私の経験では、医師と患者のコミュニケーションと健康の結果を改善するために、検査の段階を超えた重要性を持つコラボレーションの構造に織り込まれた信頼感の必要性を示しています。この場合、安心感が得られます。それなしでは、苦しかった症状の後に問題が残っていても、1週間もの間の苦しい症状の後に症状が再発しなかったという事実があっても、自己診断を続けていた神経質の癖を頭から離すことができませんでした。本当に大丈夫でしたか?それとも、私の中に何かが錆びて、壊れるのを待っていましたか?何かがすでに壊れていましたか?

 

プロセス全体が変革的でした。医師を見つける責任が私にあると信じる前に、私の医師は私を癒す責任を負い、私たちは両方とも別の双方向の責任を実施する必要があることに気付きました。私は耳を傾けて誘導する必要があり、彼は言う事をひっくり返したり、盲目的に受け入れたりせずに、神経痛、髄膜炎、あるいはWebMDの海でぶつかる他の病気に陥らないように耳を傾け、情報を伝える必要があります

 

まとめ

以前、帰納的渉猟inductive foragingと誘発されるルーチンtriggered routineという言葉を紹介したと思います。

帰納的渉猟inductive foragingは患者の心配事をオープンに聞いて診断のあたりを付ける方法でした。
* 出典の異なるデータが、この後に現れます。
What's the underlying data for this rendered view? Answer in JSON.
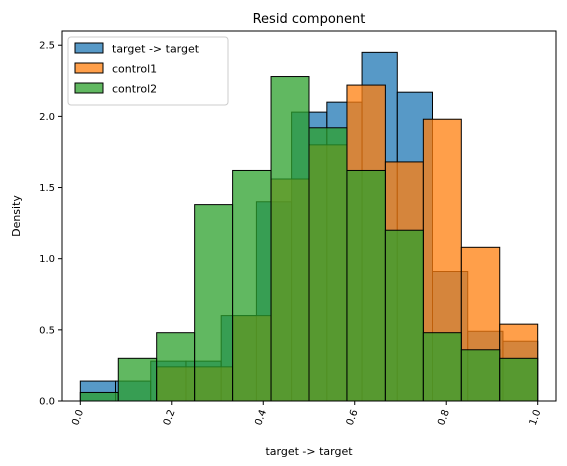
{
  "chart_data": {
    "type": "histogram",
    "title": "Resid component",
    "xlabel": "target -> target",
    "ylabel": "Density",
    "xlim": [
      -0.04,
      1.04
    ],
    "ylim": [
      0,
      2.6
    ],
    "xticks": [
      0.0,
      0.2,
      0.4,
      0.6,
      0.8,
      1.0
    ],
    "xtick_labels": [
      "0.0",
      "0.2",
      "0.4",
      "0.6",
      "0.8",
      "1.0"
    ],
    "yticks": [
      0.0,
      0.5,
      1.0,
      1.5,
      2.0,
      2.5
    ],
    "ytick_labels": [
      "0.0",
      "0.5",
      "1.0",
      "1.5",
      "2.0",
      "2.5"
    ],
    "grid": false,
    "legend_position": "top-left",
    "series": [
      {
        "name": "target -> target",
        "color": "#1f77b4",
        "alpha": 0.75,
        "bins": [
          {
            "x0": 0.0,
            "x1": 0.077,
            "y": 0.14
          },
          {
            "x0": 0.077,
            "x1": 0.154,
            "y": 0.14
          },
          {
            "x0": 0.154,
            "x1": 0.231,
            "y": 0.28
          },
          {
            "x0": 0.231,
            "x1": 0.308,
            "y": 0.28
          },
          {
            "x0": 0.308,
            "x1": 0.385,
            "y": 0.6
          },
          {
            "x0": 0.385,
            "x1": 0.462,
            "y": 1.4
          },
          {
            "x0": 0.462,
            "x1": 0.539,
            "y": 2.03
          },
          {
            "x0": 0.539,
            "x1": 0.616,
            "y": 2.1
          },
          {
            "x0": 0.616,
            "x1": 0.693,
            "y": 2.45
          },
          {
            "x0": 0.693,
            "x1": 0.77,
            "y": 2.17
          },
          {
            "x0": 0.77,
            "x1": 0.847,
            "y": 0.91
          },
          {
            "x0": 0.847,
            "x1": 0.924,
            "y": 0.49
          },
          {
            "x0": 0.924,
            "x1": 1.0,
            "y": 0.42
          }
        ]
      },
      {
        "name": "control1",
        "color": "#ff7f0e",
        "alpha": 0.75,
        "bins": [
          {
            "x0": 0.0,
            "x1": 0.083,
            "y": 0.0
          },
          {
            "x0": 0.083,
            "x1": 0.167,
            "y": 0.0
          },
          {
            "x0": 0.167,
            "x1": 0.25,
            "y": 0.24
          },
          {
            "x0": 0.25,
            "x1": 0.333,
            "y": 0.24
          },
          {
            "x0": 0.333,
            "x1": 0.417,
            "y": 0.6
          },
          {
            "x0": 0.417,
            "x1": 0.5,
            "y": 1.56
          },
          {
            "x0": 0.5,
            "x1": 0.583,
            "y": 1.8
          },
          {
            "x0": 0.583,
            "x1": 0.667,
            "y": 2.22
          },
          {
            "x0": 0.667,
            "x1": 0.75,
            "y": 1.68
          },
          {
            "x0": 0.75,
            "x1": 0.833,
            "y": 1.98
          },
          {
            "x0": 0.833,
            "x1": 0.917,
            "y": 1.08
          },
          {
            "x0": 0.917,
            "x1": 1.0,
            "y": 0.54
          }
        ]
      },
      {
        "name": "control2",
        "color": "#2ca02c",
        "alpha": 0.75,
        "bins": [
          {
            "x0": 0.0,
            "x1": 0.083,
            "y": 0.06
          },
          {
            "x0": 0.083,
            "x1": 0.167,
            "y": 0.3
          },
          {
            "x0": 0.167,
            "x1": 0.25,
            "y": 0.48
          },
          {
            "x0": 0.25,
            "x1": 0.333,
            "y": 1.38
          },
          {
            "x0": 0.333,
            "x1": 0.417,
            "y": 1.62
          },
          {
            "x0": 0.417,
            "x1": 0.5,
            "y": 2.28
          },
          {
            "x0": 0.5,
            "x1": 0.583,
            "y": 1.92
          },
          {
            "x0": 0.583,
            "x1": 0.667,
            "y": 1.62
          },
          {
            "x0": 0.667,
            "x1": 0.75,
            "y": 1.2
          },
          {
            "x0": 0.75,
            "x1": 0.833,
            "y": 0.48
          },
          {
            "x0": 0.833,
            "x1": 0.917,
            "y": 0.36
          },
          {
            "x0": 0.917,
            "x1": 1.0,
            "y": 0.3
          }
        ]
      }
    ]
  }
}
そして、ある程度的を絞ってから質問を重ねるのが誘発されるルーチンtriggered routineでした。

ところが、今回のケースのように患者さんの訴えを全て鵜呑みにすることも余計な検査をしてしまったり誤診に繋がる危険をはらんでいます。

どちらもメリット・デメリットがあるので、上手に使い分けていきたいですね。